Yakin COVID-19 Bocor dari Lab Wuhan, Trump Tuntut China Rp142,9 Kuadriliun
WASHINGTON – Mantan presiden Donald Trump menuntut China untuk membayar USD10 triliun (lebih dari Rp142,9 kuadriliun) kepada Amerika Serikat (AS) dan dunia terkait penanganan pandemi COVID-19 . Dia merasa klaimnya bahwa COVID-19 bocor dari laboratorium di Wuhan menunjukkan kebenaran.
Pernyataan Trump muncul ketika teori asal-usul COVID-19 kembali mendapat sorotan baru-baru ini.

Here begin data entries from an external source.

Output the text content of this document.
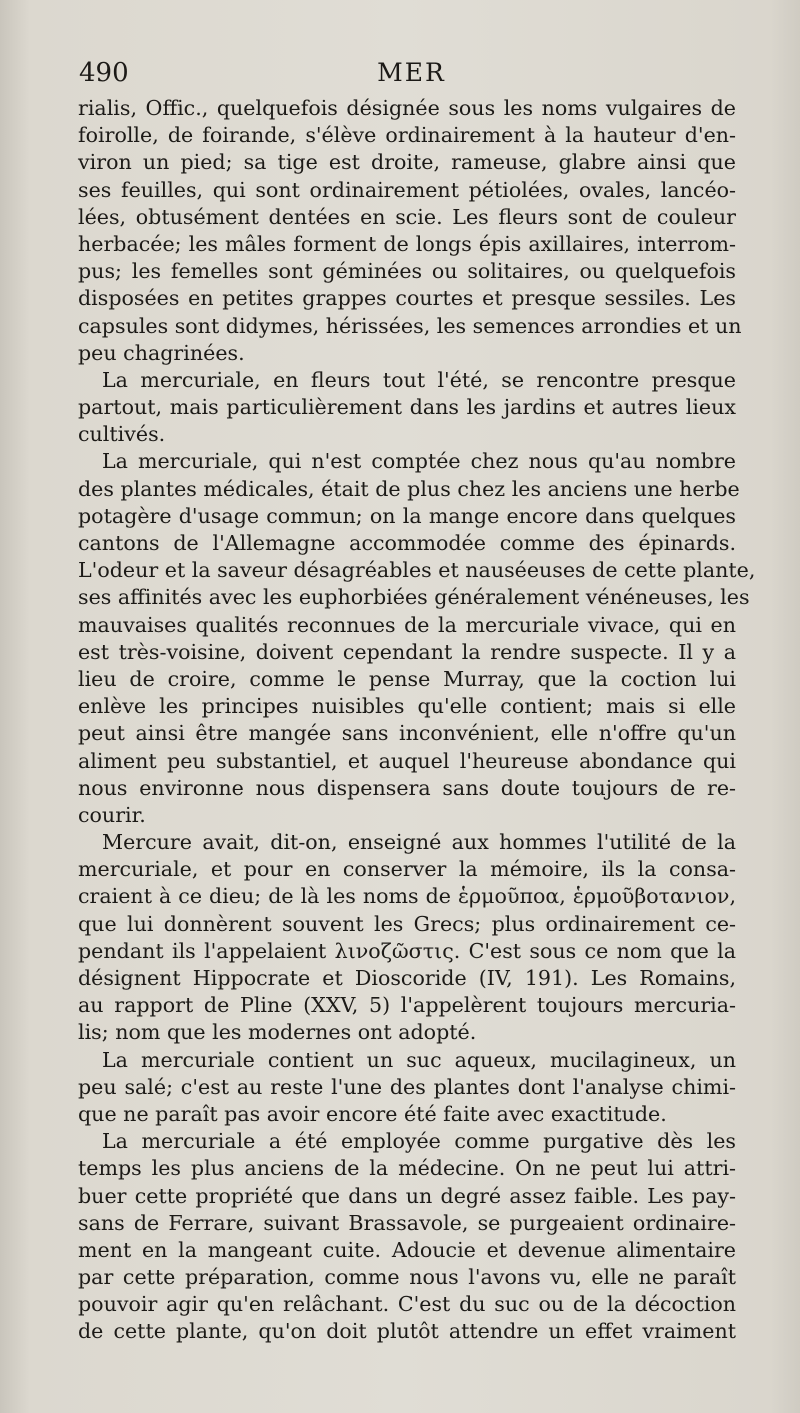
490	MER
rialis, Offic., quelquefois désignée sous les noms vulgaires de
foirolle, de foirande, s'élève ordinairement à la hauteur d'en-
viron un pied; sa tige est droite, rameuse, glabre ainsi que
ses feuilles, qui sont ordinairement pétiolées, ovales, lancéo-
lées, obtusément dentées en scie. Les fleurs sont de couleur
herbacée; les mâles forment de longs épis axillaires, interrom-
pus; les femelles sont géminées ou solitaires, ou quelquefois
disposées en petites grappes courtes et presque sessiles. Les
capsules sont didymes, hérissées, les semences arrondies et un
peu chagrinées.
La mercuriale, en fleurs tout l'été, se rencontre presque
partout, mais particulièrement dans les jardins et autres lieux
cultivés.
La mercuriale, qui n'est comptée chez nous qu'au nombre
des plantes médicales, était de plus chez les anciens une herbe
potagère d'usage commun; on la mange encore dans quelques
cantons de l'Allemagne accommodée comme des épinards.
L'odeur et la saveur désagréables et nauséeuses de cette plante,
ses affinités avec les euphorbiées généralement vénéneuses, les
mauvaises qualités reconnues de la mercuriale vivace, qui en
est très-voisine, doivent cependant la rendre suspecte. Il y a
lieu de croire, comme le pense Murray, que la coction lui
enlève les principes nuisibles qu'elle contient; mais si elle
peut ainsi être mangée sans inconvénient, elle n'offre qu'un
aliment peu substantiel, et auquel l'heureuse abondance qui
nous environne nous dispensera sans doute toujours de re-
courir.
Mercure avait, dit-on, enseigné aux hommes l'utilité de la
mercuriale, et pour en conserver la mémoire, ils la consa-
craient à ce dieu; de là les noms de ἑρμοῦποα, ἑρμοῦβοτανιον,
que lui donnèrent souvent les Grecs; plus ordinairement ce-
pendant ils l'appelaient λινοζῶστις. C'est sous ce nom que la
désignent Hippocrate et Dioscoride (IV, 191). Les Romains,
au rapport de Pline (XXV, 5) l'appelèrent toujours mercuria-
lis; nom que les modernes ont adopté.
La mercuriale contient un suc aqueux, mucilagineux, un
peu salé; c'est au reste l'une des plantes dont l'analyse chimi-
que ne paraît pas avoir encore été faite avec exactitude.
La mercuriale a été employée comme purgative dès les
temps les plus anciens de la médecine. On ne peut lui attri-
buer cette propriété que dans un degré assez faible. Les pay-
sans de Ferrare, suivant Brassavole, se purgeaient ordinaire-
ment en la mangeant cuite. Adoucie et devenue alimentaire
par cette préparation, comme nous l'avons vu, elle ne paraît
pouvoir agir qu'en relâchant. C'est du suc ou de la décoction
de cette plante, qu'on doit plutôt attendre un effet vraiment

Trump, yang lengser awal tahun ini setelah kalah dalam pemilihan presiden November lalu, telah berulang kali mengeklaim China tidak transparan tentang asal-usul COVID-19 dan menganggapnya bertanggung jawab atas kematian dan kehancuran ekonomi dunia akibat pandemi.
Klaimnya tentang virus corona SARS-CoV-2 penyebab COVID-19 berasal dari Institut Virologi Wuhan telah dibantah lebih awal oleh para ahli. Namun dalam beberapa pekan terakhir, ada seruan untuk menyelidiki asal-usul COVID-19.
“Sekarang semua orang, bahkan yang disebut ‘musuh’, mulai mengatakan bahwa Presiden Trump benar tentang virus China yang berasal dari laboratorium Wuhan. China harus membayar USD10 triliun kepada AS dan dunia untuk kematian dan kehancuran yang mereka sebabkan,” katanya yang dilansir majalah The Week, Jumat (4/6/2021).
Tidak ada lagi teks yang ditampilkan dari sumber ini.